Areia na língua

22-09-2016a

Reprodução/’Plaza de Toros’, de Juan Jimenez y Aranda

A nova praga

por Marcos de Castro
[Reproduzido de O Globo, 16/12/2012]

Não é preciso ter assistido nem à primeira aula de Latim – no tempo em que existia em nossas escolas essa disciplina, cuja ausência foi um desastre para o aprendizado da língua portuguesa – para saber que o étimo de nosso substantivo areia é o latim arena. E, se qualquer pessoa sabe disso até por um instinto primário, é curioso, para usar um termo educado, como nossos locutores e comentaristas de futebol, debruçados sobre um gramado verde-verdinho, chamam-no de “arena”, numa impropriedade gritante.

Nero dava boas gargalhadas, num comportamento que já trazia latente a sua loucura final, quando via os cristãos enfrentando os leões na arena. Nesse caso, se havia rictus de loucura na face do imperador, pelo menos o termo era totalmente apropriado: o chão da luta dramática entre homem e fera era de areia. Está aí para prová-lo até hoje o Coliseu.

Homem e touro se enfrentavam na arena nas touradas de Madri, brutalidade da qual já não se ouve falar, graças a Deus e ao bom-senso do povo espanhol, que afinal prevaleceu. E o sangue, do toureiro ou do animal – na maior parte das vezes, de ambos -, rolava sobre a areia. Também aí, se faltava sensibilidade para promover-se o espetáculo brutal, não faltava correção linguística ao denominar-se o local como arena de touros, pois o chão, no caso, sempre foi arenoso.

Mas – ora bolas! -, se o chão é de relva verdejante, é rigorosamente impróprio chamar de “arena” nossos campos de futebol, como fazem hoje locutores e comentaristas nas transmissões de nossa televisão. O diabo é que erros infelizmente costumam se espalhar como uma peste, e nem será exagero dizer que, neste caso, o equívoco vem sendo tão contagioso como a peste negra que, em números redondos, matou 50 milhões de pessoas na Europa e na Índia no século XIV.
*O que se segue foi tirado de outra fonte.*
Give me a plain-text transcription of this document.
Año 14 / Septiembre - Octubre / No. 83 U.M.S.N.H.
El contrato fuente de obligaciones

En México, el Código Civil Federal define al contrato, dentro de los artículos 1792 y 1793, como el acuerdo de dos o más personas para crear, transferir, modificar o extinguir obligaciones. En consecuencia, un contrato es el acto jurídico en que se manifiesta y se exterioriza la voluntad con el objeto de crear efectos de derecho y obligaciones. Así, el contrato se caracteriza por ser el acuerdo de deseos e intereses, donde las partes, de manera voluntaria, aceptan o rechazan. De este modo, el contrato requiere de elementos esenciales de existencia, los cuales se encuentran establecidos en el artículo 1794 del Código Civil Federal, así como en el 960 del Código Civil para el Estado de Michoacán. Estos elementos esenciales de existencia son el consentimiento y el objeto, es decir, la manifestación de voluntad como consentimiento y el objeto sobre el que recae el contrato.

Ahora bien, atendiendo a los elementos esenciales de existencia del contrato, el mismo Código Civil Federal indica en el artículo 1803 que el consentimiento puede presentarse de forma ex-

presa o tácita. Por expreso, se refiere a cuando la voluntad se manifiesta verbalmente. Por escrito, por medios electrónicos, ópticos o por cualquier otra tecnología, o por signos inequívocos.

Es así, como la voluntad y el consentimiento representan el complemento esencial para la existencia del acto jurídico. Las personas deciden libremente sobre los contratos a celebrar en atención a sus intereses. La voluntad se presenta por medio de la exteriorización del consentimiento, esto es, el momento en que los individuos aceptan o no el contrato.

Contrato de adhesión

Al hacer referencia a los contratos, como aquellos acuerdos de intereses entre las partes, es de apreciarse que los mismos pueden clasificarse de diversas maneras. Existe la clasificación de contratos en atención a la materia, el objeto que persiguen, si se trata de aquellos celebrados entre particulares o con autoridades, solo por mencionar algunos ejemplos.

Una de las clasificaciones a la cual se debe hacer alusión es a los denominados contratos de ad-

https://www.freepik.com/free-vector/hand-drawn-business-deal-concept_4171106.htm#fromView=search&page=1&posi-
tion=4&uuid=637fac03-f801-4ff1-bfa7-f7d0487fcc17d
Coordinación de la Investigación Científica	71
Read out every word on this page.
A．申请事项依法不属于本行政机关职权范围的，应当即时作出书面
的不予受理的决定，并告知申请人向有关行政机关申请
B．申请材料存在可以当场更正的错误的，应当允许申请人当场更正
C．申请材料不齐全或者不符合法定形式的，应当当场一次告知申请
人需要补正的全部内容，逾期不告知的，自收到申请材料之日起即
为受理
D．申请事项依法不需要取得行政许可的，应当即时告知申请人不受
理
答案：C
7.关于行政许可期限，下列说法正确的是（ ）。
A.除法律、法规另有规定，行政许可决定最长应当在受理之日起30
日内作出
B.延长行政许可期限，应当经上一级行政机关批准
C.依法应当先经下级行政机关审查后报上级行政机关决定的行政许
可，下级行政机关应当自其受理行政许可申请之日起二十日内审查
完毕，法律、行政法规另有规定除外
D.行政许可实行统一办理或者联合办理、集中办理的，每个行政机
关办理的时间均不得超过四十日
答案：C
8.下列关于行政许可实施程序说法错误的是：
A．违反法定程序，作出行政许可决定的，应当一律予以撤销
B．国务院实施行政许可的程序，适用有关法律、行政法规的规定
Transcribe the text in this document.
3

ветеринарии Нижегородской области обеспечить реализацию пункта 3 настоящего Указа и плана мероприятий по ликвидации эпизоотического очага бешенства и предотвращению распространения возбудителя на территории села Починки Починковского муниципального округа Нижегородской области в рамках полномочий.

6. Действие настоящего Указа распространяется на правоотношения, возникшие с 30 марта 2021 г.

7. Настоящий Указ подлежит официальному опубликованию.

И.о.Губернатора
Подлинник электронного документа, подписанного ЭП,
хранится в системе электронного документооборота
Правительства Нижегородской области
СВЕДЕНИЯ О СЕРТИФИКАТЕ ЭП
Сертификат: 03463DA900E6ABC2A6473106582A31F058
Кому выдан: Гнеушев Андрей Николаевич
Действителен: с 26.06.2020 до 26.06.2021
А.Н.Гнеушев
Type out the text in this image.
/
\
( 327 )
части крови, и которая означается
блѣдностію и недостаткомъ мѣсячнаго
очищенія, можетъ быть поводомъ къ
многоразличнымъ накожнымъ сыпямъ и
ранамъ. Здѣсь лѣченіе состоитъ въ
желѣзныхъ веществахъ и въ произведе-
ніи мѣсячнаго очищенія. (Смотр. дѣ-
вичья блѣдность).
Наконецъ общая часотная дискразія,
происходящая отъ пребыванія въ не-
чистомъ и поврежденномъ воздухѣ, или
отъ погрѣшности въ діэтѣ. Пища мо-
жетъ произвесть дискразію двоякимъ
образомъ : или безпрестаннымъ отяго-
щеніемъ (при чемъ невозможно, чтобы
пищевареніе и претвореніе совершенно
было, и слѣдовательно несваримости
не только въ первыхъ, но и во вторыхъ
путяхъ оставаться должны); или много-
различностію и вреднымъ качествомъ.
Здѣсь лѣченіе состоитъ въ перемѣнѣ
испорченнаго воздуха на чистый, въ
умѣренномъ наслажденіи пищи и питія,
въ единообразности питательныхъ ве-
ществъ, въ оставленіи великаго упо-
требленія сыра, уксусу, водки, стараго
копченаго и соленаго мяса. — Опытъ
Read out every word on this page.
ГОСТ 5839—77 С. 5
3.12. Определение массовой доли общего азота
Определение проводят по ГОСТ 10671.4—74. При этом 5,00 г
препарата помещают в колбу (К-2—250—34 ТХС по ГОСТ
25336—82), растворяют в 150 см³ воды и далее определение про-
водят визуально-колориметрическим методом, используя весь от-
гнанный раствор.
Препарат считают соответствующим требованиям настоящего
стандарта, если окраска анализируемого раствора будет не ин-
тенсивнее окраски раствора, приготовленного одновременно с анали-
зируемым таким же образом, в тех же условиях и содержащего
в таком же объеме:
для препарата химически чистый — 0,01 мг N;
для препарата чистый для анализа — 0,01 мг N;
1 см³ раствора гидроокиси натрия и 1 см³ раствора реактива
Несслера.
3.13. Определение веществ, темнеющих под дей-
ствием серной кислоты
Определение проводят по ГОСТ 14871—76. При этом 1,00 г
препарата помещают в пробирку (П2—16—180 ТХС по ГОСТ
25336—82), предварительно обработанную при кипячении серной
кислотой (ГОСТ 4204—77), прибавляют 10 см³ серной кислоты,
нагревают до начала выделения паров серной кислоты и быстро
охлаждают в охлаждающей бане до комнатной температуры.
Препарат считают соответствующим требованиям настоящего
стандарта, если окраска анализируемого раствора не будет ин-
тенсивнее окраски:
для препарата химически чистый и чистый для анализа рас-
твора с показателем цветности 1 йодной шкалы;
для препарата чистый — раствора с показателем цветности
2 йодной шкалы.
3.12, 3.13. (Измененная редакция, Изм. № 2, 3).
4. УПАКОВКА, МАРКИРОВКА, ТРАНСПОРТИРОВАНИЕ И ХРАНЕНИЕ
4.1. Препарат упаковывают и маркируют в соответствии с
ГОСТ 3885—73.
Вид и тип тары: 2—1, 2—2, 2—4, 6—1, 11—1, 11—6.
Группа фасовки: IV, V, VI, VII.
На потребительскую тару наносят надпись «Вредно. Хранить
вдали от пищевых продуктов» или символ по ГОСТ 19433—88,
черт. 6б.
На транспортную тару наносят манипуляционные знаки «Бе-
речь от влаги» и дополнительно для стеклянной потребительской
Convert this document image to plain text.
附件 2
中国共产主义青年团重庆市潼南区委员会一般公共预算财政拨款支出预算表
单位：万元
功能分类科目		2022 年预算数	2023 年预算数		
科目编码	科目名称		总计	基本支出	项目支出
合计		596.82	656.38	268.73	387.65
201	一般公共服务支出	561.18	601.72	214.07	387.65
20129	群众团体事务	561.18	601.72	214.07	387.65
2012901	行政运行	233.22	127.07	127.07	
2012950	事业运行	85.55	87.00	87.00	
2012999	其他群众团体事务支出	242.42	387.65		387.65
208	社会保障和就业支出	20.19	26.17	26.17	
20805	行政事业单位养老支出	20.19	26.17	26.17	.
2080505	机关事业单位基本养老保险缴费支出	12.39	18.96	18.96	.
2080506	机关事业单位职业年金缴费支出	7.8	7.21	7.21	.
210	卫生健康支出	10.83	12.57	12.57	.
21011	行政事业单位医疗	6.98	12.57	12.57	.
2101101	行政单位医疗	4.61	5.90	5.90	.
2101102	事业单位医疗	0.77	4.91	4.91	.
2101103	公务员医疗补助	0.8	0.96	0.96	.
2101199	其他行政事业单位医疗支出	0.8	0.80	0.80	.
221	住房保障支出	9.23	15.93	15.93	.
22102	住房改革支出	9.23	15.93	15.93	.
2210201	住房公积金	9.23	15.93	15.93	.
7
E nossos pobres ouvidos têm sido obrigados a aturar os nossos profissionais que transmitem espetáculos esportivos se referirem à arena daqui, à arena de lá, à arena não sei de onde. Assim, já são dezenas de arenas por esse Brasilzão. O velho linguista e filólogo mineiro Aires da Mara Machado Filho (1909-1985), a cujo livro mais conhecido peço emprestado o título deste pequeno artigo – e a cuja memória presto homenagem aqui – deve estar se revirando no túmulo diante da violência de tal impropriedade. O bom Aires era cego, ou quase isso, mas via como ninguém os crimes cometidos contra o idioma.

Impropriedade escandalosa

A nova praga começou a se espalhar a partir de Curitiba, lembra-me bem. Lá, há uma boa meia dúzia de anos, pouco mais ou menos, o estádio do Atlético Paranaense, em sua reinauguração, se não estou enganado, começou a ser chamado de “Arena da Baixada”. Não sei que Baixada é essa, mas sei que a falta de espírito crítico leva as pessoas a repetirem bobagens sem qualquer raciocínio. Assim, o rastilho, aceso na capital do Paraná, espalhou-se por todo o Brasil. Agora parece que querem banir em definitivo o bom e velho termo estádio, na Grécia antiga apenas uma medida de comprimento, mas que evoluiu até seu sentido atual sem dar saltos, como recomendam a natureza e o caminho normal da evolução semântica.

Insensíveis a esse longo caminho percorrido pela palavra estádio em sua evolução serena, parece que agora querem bani-la em definitivo do nosso léxico.

Recentemente, o tão tradicional Estádio Independência, do simpático América mineiro, foi reinaugurado depois de uma ampla reforma. Mudou-se quase tudo e, nessa ânsia de mudar por mudar, o nome antigo foi de cambulhada: agora é “Arena Independência” como, não sem um certo desencanto, quem está na arquibancada (ou vendo pela TV) pode ler no teto do espaço dos reservas.

É arena de cá, arena de lá, arenas pululam por todo o Brasil. O verbo aí usado é muito adequado, a começar pela reiteração sonora das sílabas. A denominação “arena”, carregando sua escandalosa impropriedade semântica, tem se repetido como doença contagiosa de Norte a Sul. Espera-se porém, de mãos postas, que o nosso Maracanã, templo do futebol no Brasil, ao ser reinaugurado no ano cuja entrada estamos na bica para comemorar, não nos dê o vexame – que seria lamentável, para não dizer criminoso – nem o desgosto de reabrir como Arena Maracanã. Credo em Cruz, diziam os antigos, benzendo-se. E nós repetimos, cruzando os dedos.